Which one of the following must be true about Freedom's schedule of voyages?

on September 25 at 07:35PM

Explain

Please explain why the correct answer is D

1 Reply

Irina on September 25 at 08:25PM

@delossantosjackie7,

The game requires us to determine a schedule of voyages for weeks 1-7, each week a ship visits one of four destinations - G J M T.

___ ___ ___ ___ ___ ___ ___
1. 2. 3. 4. 5. 6. 7

The following rules apply:

(1) J will not be a destination in week 4
(2) T will be a destination in week 7.

___ ___ ___ ___ ___ ___ T
1. 2. 3. 4. 5. 6. 7
~J
(3) There will be exactly two voyages to M and at least one voyage to G must occur in between them.

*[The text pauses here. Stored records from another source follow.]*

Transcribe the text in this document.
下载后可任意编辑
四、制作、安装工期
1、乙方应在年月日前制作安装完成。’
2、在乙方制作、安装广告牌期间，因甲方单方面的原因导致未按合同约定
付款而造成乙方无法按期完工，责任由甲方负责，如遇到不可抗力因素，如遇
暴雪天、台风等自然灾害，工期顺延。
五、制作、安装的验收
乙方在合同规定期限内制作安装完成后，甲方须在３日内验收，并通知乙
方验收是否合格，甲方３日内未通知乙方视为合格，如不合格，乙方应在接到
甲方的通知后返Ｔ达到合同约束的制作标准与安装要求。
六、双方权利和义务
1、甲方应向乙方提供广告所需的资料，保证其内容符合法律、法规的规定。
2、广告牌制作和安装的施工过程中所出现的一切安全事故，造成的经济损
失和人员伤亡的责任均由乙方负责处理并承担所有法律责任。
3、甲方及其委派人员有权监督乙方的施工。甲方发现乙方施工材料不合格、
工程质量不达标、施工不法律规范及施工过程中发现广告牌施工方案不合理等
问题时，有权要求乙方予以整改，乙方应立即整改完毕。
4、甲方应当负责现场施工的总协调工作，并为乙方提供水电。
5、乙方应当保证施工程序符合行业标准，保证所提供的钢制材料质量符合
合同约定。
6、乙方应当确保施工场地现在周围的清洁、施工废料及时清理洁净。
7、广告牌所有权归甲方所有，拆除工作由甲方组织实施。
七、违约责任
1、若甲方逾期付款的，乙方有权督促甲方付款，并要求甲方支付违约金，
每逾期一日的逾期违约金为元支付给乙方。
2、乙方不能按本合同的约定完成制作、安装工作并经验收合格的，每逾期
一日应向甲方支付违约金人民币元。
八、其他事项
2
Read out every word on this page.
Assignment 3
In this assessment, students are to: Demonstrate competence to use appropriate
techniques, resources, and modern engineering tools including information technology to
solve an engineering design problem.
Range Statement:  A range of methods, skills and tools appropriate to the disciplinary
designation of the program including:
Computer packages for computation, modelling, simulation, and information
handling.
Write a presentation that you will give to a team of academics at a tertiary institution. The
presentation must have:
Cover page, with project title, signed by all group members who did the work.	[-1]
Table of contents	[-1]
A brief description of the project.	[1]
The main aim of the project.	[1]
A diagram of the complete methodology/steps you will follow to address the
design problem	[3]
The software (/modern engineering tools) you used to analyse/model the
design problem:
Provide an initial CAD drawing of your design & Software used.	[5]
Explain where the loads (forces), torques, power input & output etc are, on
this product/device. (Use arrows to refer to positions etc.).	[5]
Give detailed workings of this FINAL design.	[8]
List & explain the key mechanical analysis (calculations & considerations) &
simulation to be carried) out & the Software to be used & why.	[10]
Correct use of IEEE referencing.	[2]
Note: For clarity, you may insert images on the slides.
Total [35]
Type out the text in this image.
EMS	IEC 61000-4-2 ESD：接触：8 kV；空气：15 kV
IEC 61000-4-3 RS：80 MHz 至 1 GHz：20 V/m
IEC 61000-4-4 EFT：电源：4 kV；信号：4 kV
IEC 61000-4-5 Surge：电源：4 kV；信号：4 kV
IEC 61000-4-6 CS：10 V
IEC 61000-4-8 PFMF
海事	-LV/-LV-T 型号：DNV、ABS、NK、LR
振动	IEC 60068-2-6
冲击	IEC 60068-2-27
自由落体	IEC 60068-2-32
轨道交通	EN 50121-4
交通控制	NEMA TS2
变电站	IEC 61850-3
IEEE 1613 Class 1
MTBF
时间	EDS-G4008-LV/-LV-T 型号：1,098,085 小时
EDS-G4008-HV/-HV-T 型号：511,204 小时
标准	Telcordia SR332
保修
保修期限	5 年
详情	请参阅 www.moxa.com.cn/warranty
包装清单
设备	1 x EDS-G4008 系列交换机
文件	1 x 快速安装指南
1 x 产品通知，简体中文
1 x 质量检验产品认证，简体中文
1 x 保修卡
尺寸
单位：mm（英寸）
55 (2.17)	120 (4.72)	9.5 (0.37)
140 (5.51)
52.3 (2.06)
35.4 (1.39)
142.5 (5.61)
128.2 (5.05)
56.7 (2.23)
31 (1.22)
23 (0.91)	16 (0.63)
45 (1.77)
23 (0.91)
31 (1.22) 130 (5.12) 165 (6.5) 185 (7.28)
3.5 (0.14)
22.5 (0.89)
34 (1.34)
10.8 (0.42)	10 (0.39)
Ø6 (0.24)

This rule tells us that there are exactly two M voyages but they are not in consecutive weeks, so we cannot have MM string anywhere in the schedule. There must be at least 1 G voyage between two M ones- M ...G...M

(4) G will be its destination in the week preceding any voyage to J.

This is an interesting rule, and it tells us that anytime there is J on the schedule, G must be visited the week before - GJ combination. It does not mean though that G must always be followed by J though, so we can have G on the schedule without J following it, but we can never have J without G preceding it.

J -> G the week before
~G -> ~J the week after

Let's think what it means for the overall schedule. We have 6 open slots left (T is in #7). We know that exactly two of them are occupied by M and at least one by G voyage that happens between two M voyages - M G M. Now we have 3 open slots left, at least one of them must be J because we have to visit every destination at least once. Let's say J is a part of M G J M sequence. Then we have only two open slots left, and if we put another J voyage on the schedule it must be preceded by G, so at most we could have another GJ combination in these remaining two open slots.

In this scenario, the overall schedule could be: M G J M G J T. Since there is not enough open weeks on the schedule to fit any more than 2 G J combinations - if we have 3 G J combinations, we no longer have space for two Ms - we can thus conclude that at most we can have two J voyages as (D) correctly concludes.

Let me know if this makes sense and if you have any further questions.